Its funny, because you try to then get on with your life now that you’re a part-time dad. You have time to kill and a void to fill. You do this through other interests, new relationships, moving on, living your own life. From time to time you drop back into the life of your child. I remember feelings of such guilt seeing Thomas after a week, or even just a few days and knowing that I had moved on with my own existence. I had accepted that he was now a facet of my life, no longer the focus.

I remember speaking to Tom about something, I can’t remember the details, but I’d said to him, “but we don’t live together anymore.” To which he replied, “Yes but you live in my heart and I live in your heart.” I was stunned into silence. What do you say to something like that? The kid is five and he grasped the very fabric of our relationship on a level which this bumbling old fool could not? It makes me happy-sad to think back to it. Even after three years. It’s one of the things I will always remember. A snapshot in time where I realised just how incredible my boy was.

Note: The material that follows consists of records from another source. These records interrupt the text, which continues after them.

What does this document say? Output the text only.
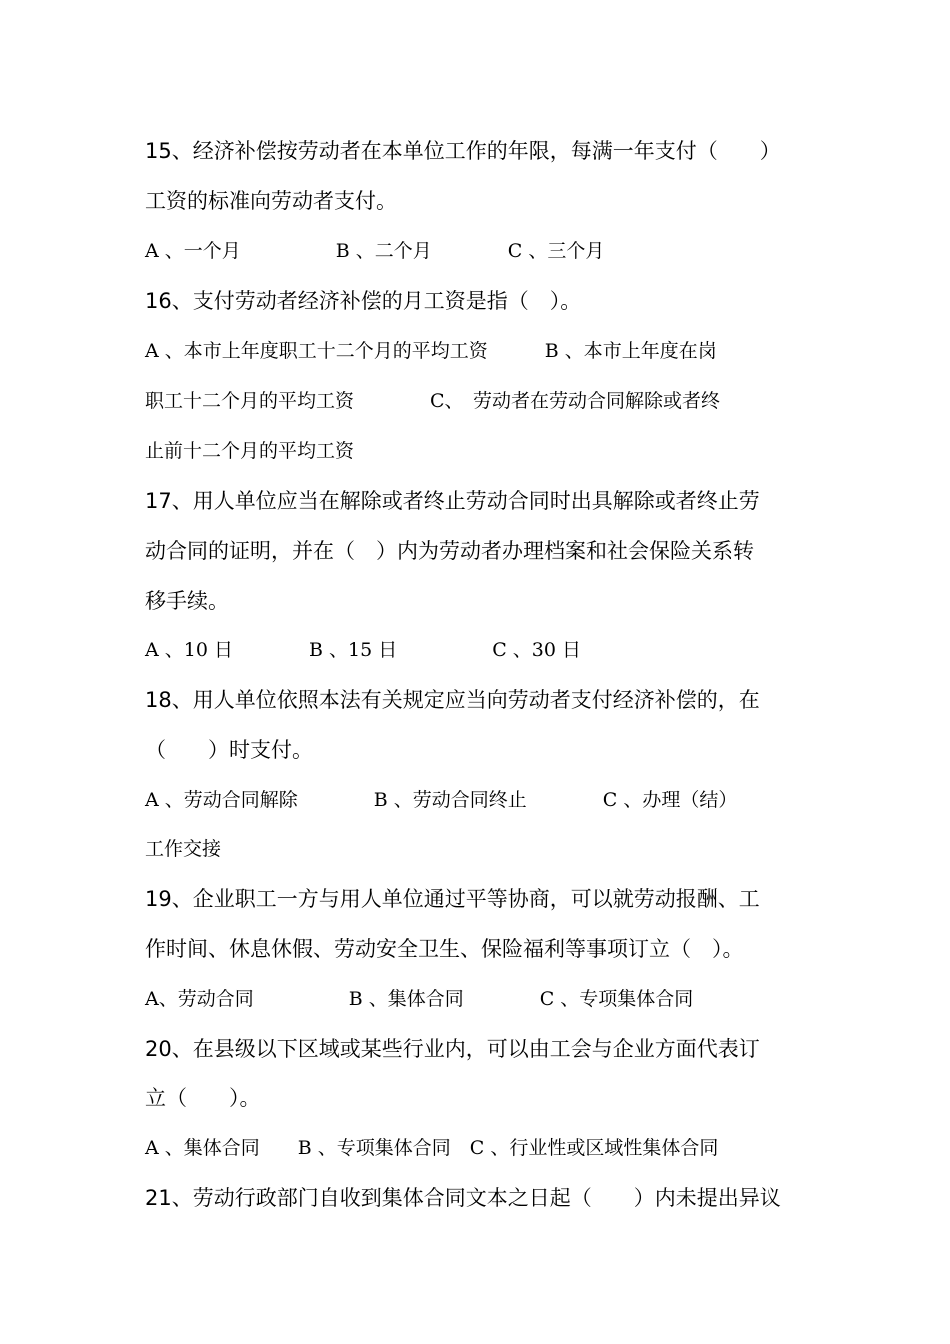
15、经济补偿按劳动者在本单位工作的年限，每满一年支付（　　）
工资的标准向劳动者支付。
A 、一个月　　　　　B 、二个月　　　　C 、三个月
16、支付劳动者经济补偿的月工资是指（　）。
A 、本市上年度职工十二个月的平均工资　　　B 、本市上年度在岗
职工十二个月的平均工资　　　　C、　劳动者在劳动合同解除或者终
止前十二个月的平均工资
17、用人单位应当在解除或者终止劳动合同时出具解除或者终止劳
动合同的证明，并在（　）内为劳动者办理档案和社会保险关系转
移手续。
A 、10 日　　　　B 、15 日　　　　　C 、30 日
18、用人单位依照本法有关规定应当向劳动者支付经济补偿的，在
（　　）时支付。
A 、劳动合同解除　　　　B 、劳动合同终止　　　　C 、办理（结）
工作交接
19、企业职工一方与用人单位通过平等协商，可以就劳动报酬、工
作时间、休息休假、劳动安全卫生、保险福利等事项订立（　）。
A、劳动合同　　　　　B 、集体合同　　　　C 、专项集体合同
20、在县级以下区域或某些行业内，可以由工会与企业方面代表订
立（　　）。
A 、集体合同　　B 、专项集体合同　C 、行业性或区域性集体合同
21、劳动行政部门自收到集体合同文本之日起（　　）内未提出异议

In 2012 Tom’s mum stopped me from seeing him. She pulled the plug and just like that I was no longer allowed to see my boy. I remember it keenly. Sadly I think Tom does too. At some point he is going to have questions about that period – that thankfully short period – of our lives. It was mere months before common sense prevailed but it was damaging. I remember hearing something said along the lines of [to Tom’s mum], “if you stop him seeing Tom he won’t fight it, he will just accept it”. For reasons I will come onto in Fatherhood II that was never going to happen. When I was thirteen my dad stopped seeing me. And, that decision made by him without any thought of me, was the defining point in my life. It has affected everything I have done since. It turned me into someone uncomfortable with emotion. Someone uncomfortable with showing feelings or form relationships. If you don’t feel you can’t be hurt, right? I guess that what happened to me twenty five years ago was, in some respects, the catalyst for what happened in 2012. Recalling the damage which was done to me by my dad I was not prepared to visit that some trauma upon my son. It’s time to break the cycle. I don’t want Thomas to suffer as I have and, in turn, visit that suffering upon his children.

In the end all you can do is try your hardest and hope for the best. Hope that no matter how much you fuck it up things’ll work out okay in the end. Hope that your child will grow and develop and be more than you could hope for him to be. You have to just keep your fingers crossed that despite the unintentional emotional damage you do, things are gonna be alright.